However, the shortcomings on the hardware end had attracted material scientists to develop devices that occupy less space for carrying out the same number of operations and sometimes even faster without losing the accuracy.
Non-volatile Memory is one such innovation which is capable of saving data even after the power is cut down. These are classified as mechanically and electrically addressed NVMs based on the method in which the data is written — just as the name suggests.
NVMs find their applications in the form of optical disks, hard drives, USB memory sticks, digital cameras and many more.
However, it comes with its own set of issues, like:
- Limited endurance
- Limited dynamic range
- Imperfect yield
- Resistance drift
- Non-linearity and variability between cycles
- Inconsistency in achieving maximum conductance
- The asymmetry between weight changes
A Mix Of Hardware And Software Comes In Handy
In this paper, the researchers introduce Novel DNN accelerators based on crossbar arrays of non-volatile memories (NVMs) that can perform faster using less energy. This is an effort to mix hardware and software capabilities to speed up the systems.
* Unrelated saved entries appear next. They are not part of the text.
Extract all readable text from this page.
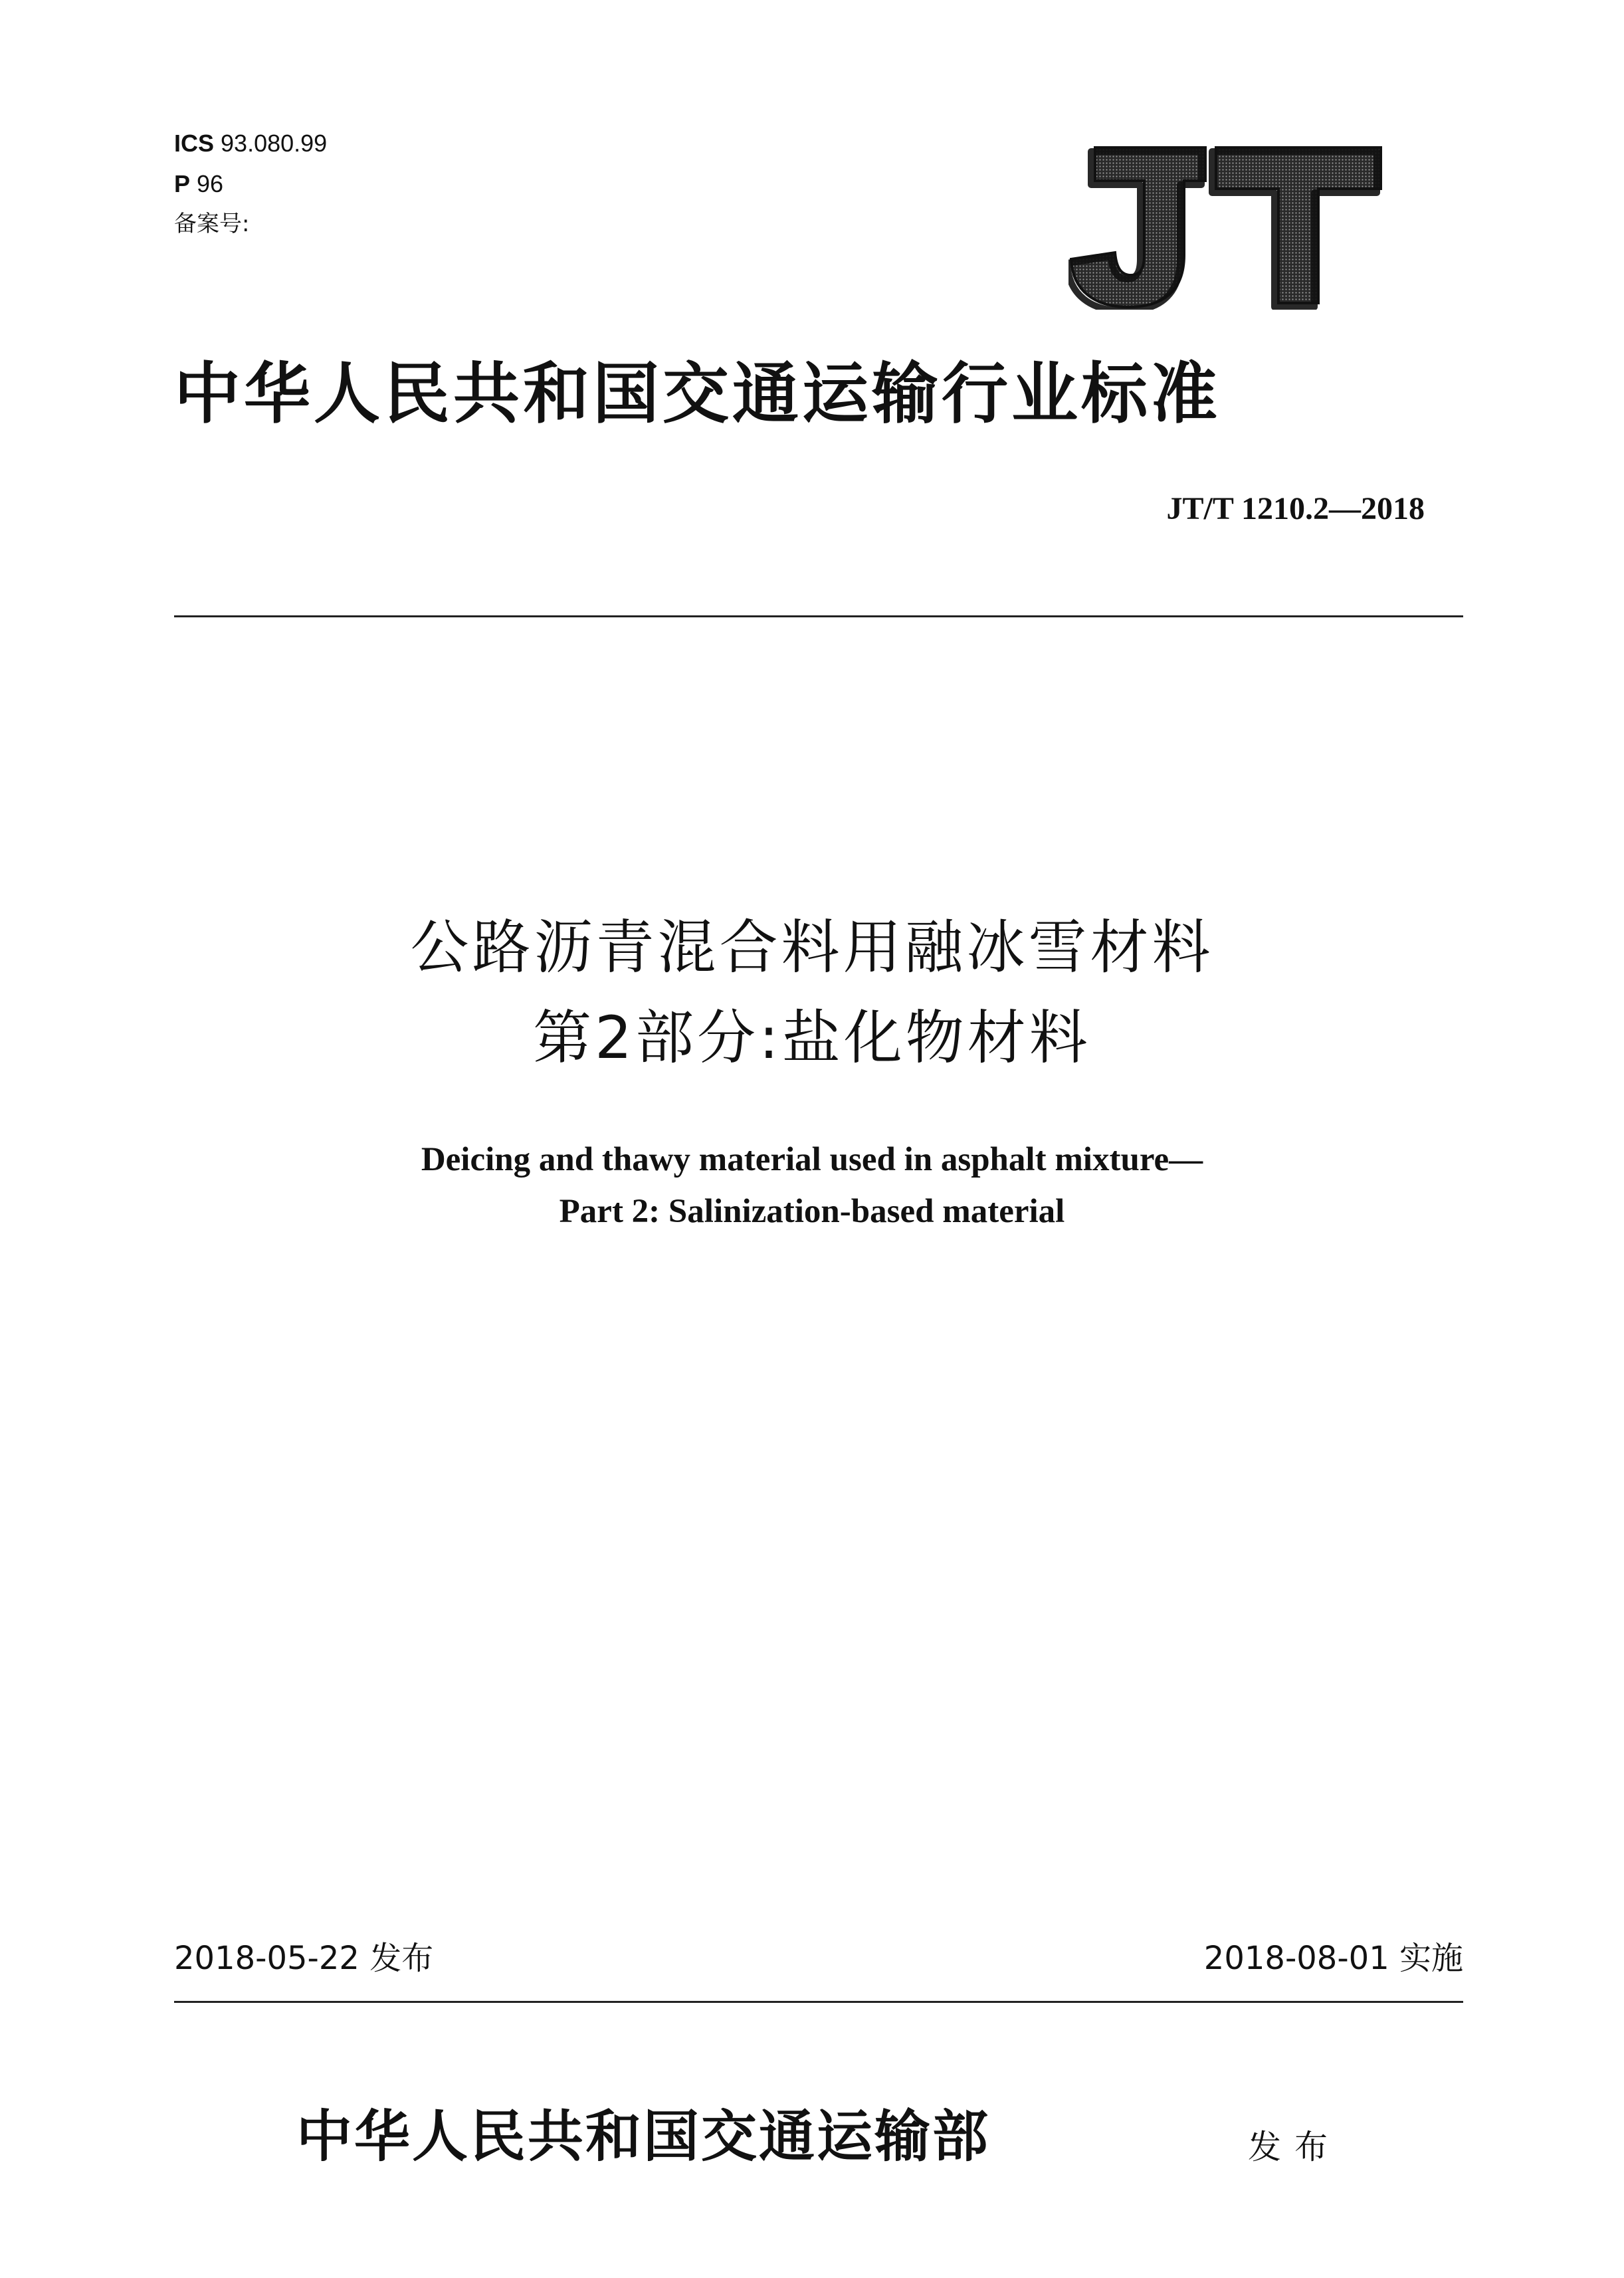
ICS 93.080.99
P 96
备案号:
中华人民共和国交通运输行业标准
JT/T 1210.2—2018
公路沥青混合料用融冰雪材料
第2部分:盐化物材料
Deicing and thawy material used in asphalt mixture—
Part 2: Salinization-based material
2018-05-22 发布	2018-08-01 实施
中华人民共和国交通运输部	发布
In such systems, computation occurs in the analogue domain at the location of weight data, encoded into the conductances of the NVM devices.
By encoding each weight into four distinct physical devices — a “Most Significant Conductance” pair (MSP) and a “Least Significant Conductance” pair (LSP), DNNs can be trained to software-equivalent accuracy despite the imperfections of real analogue memory devices.
Achieving such high “test” accuracies requires both large networks and large amounts of training data, training times can range from days to weeks on real-world problems, even with cutting-edge GPU-based hardware.
One way to accelerate this training process, particularly for fully-connected layers, is by using dense crossbar arrays of Non-Volatile Memory (NVM).
Signed weights can be encoded by either a pair of conductances or a programmable conductance and an intermediate reference current.
How Was This Made Possible
The computations in any deep neural network are basically accumulated results of a dot product across the matrix. This characteristic of DNN allows the computations to be implemented directly on crossbar arrays of NVMs in a parallel fashion at the location of the data.
In this study, Giorgio Cristiano and his colleagues at IBM Research AI, propose a new stratagem in the form of multiple conductances which can go toe to toe with the accuracies simulated on TensorFlow.
A fully connected network with 4 neuron layers is mapped onto 3 different crossbar arrays as illustrated above where G indicates the conductance and the sign indicates the difference in conductances between the pair of devices elements. And, the overall weight is the sum of these differences.
The weight ‘W’ is encoded in two pairs of devices. We can see four resistive devices in the above figure. These devices are used to encode synaptic weights. The difference in conductances of ‘G’ is considered as a most significant pair (MSP) and that of ‘g’ as a least significant pair (LSP).
First, the target weight ‘W’ is copied into the peripheral circuit and then the updated weight is checked with the preserved target weight for tuning purposes. During training, all weight updates are applied to the LSP, and the MSP is unchanged. If a need arises to change the weight then a large number of positive update pulses and an almost equal number of negative update pulses are applied.
This necessitates conductance changes that are linear, independent and offer LSPs conductances to cancel out multiple weight change requests.
To achieve this, the researchers at IBM use a 3-Transistor-1-Capacitor LSP structure which will eventually pave way for implementation of NVM devices. The two programming transistors can be briefly configured as a transmission gate in order to rapidly charge all the capacitors to the desired target voltage.
High-speed processing at this level was achieved with Open-Loop Tuning(OLT); a technique which follows “blind” write-without-verify procedure.
This study acknowledges the challenges involved with mixing up hardware and software at scale. And, it tries to bridge the gap between algorithmic acceleration at the hardware level and the intricacies involved in the deep learning network itself.
- NVM device modelling for robust weight updating high-speed preservation.
- How to use individual conductance combination to update weights.
- The features and requirements for using LSP and MSP
- The significance of Open and Closed Loop Tuning and their design choices.
- Impact of single device programming.
- Challenges with open loop tuning.
Next generation of AI technologies should be able to comprehend our commands by working out on the huge background of information in a fast paced environment. To make these machines smart, we need to enhance the capabilities on the hardware side as well to make them more energy efficient. Using NVMs to train fully connected networks is one such attempt that will encourage more hardware enhancements in the future and rightly so.